The operating margin, excluding exceptional items, was a record high 9.8 percent from 4.0 percent last time, the group said. The operating profit rose threefold to 822 million euros.
Michelin attributed the rebound in its performance to a strong rise in the volume of tyres sold and a strong operating performance by its factories.
Sales rose by 17.0 percent to 8.349 billion euros. The volume of tyres sold rose by 15.3 percent, on rising demand in all regions of the world where it sells tyres.
Sales of tyres for trucks were particularly strong, surging by 24.0 percent.
The division making tyres for trucks pulled out of loss, and turned in an operating margin of 4.0 percent from a negative figure of 7.9 percent.

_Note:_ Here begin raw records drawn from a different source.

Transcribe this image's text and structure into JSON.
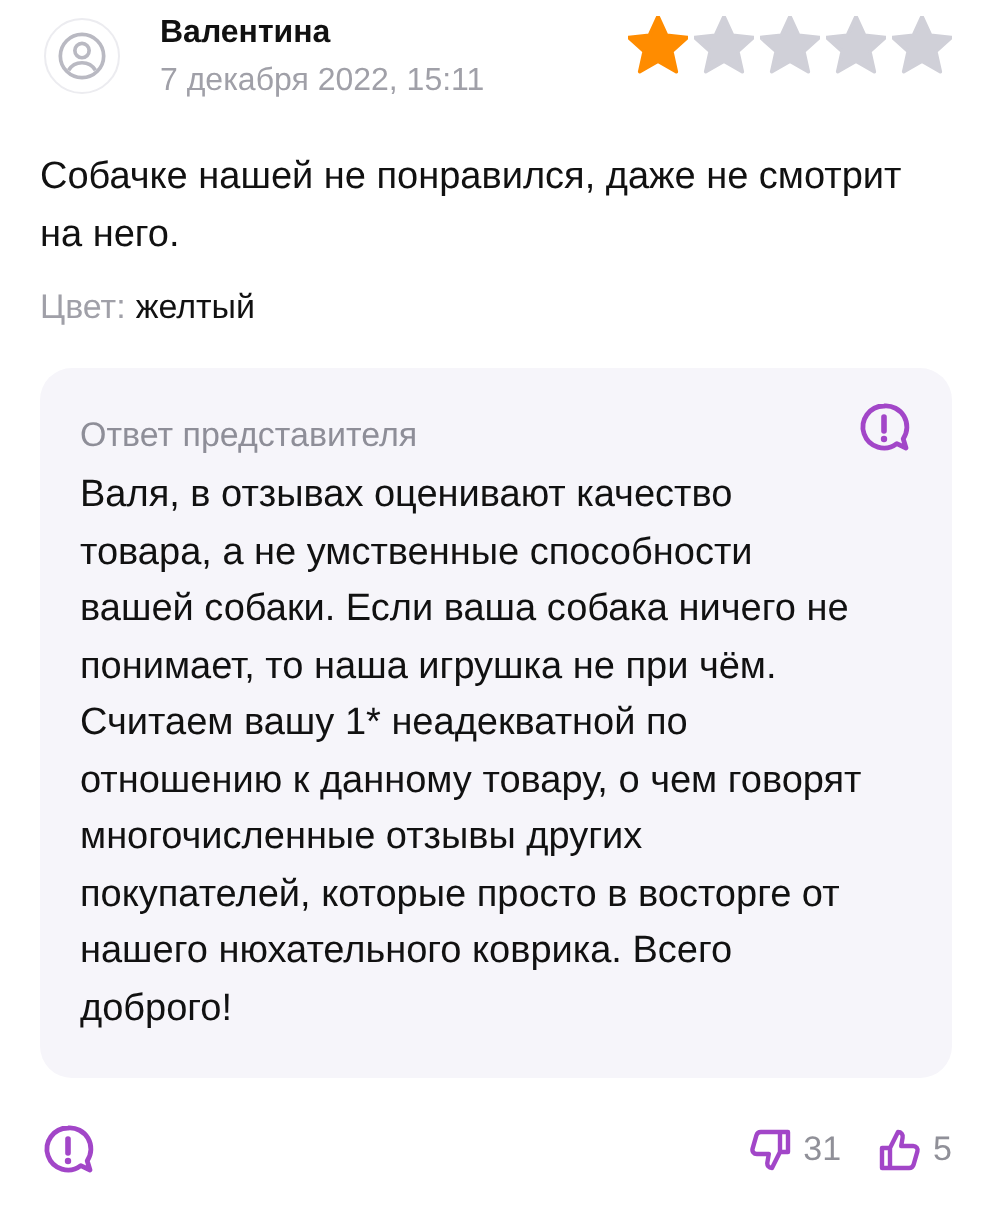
{
  "review": {
    "author": "Валентина",
    "date": "7 декабря 2022, 15:11",
    "stars": 1,
    "text": "Собачке нашей не понравился, даже не смотрит на него.",
    "attribute_label": "Цвет:",
    "attribute_value": "желтый"
  },
  "reply": {
    "title": "Ответ представителя",
    "text": "Валя, в отзывах оценивают качество товара, а не умственные способности вашей собаки. Если ваша собака ничего не понимает, то наша игрушка не при чём. Считаем вашу 1* неадекватной по отношению к данному товару, о чем говорят многочисленные отзывы других покупателей, которые просто в восторге от нашего нюхательного коврика. Всего доброго!"
  },
  "footer": {
    "dislikes": "31",
    "likes": "5"
  }
}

The joint chief executive Jean-Dominique Senard told a press conference that the strategy and restructuring put in place before the crisis, and which had been maintained thoughout, was giving good results.
Senhard said that debt was under control and that the ratio of debt to shareholders' funds had fallen from 75.0 percent to 53.0 percent in the space of 12 months.
Michelin was optimistic about the outlook, he said.
Despite the effect of rises in the price of rubber and oil, and a fall of the euro, the group intended to achieve an operating margin approaching 9.0 percent from 5.6 percent in 2009, mainly by raising prices.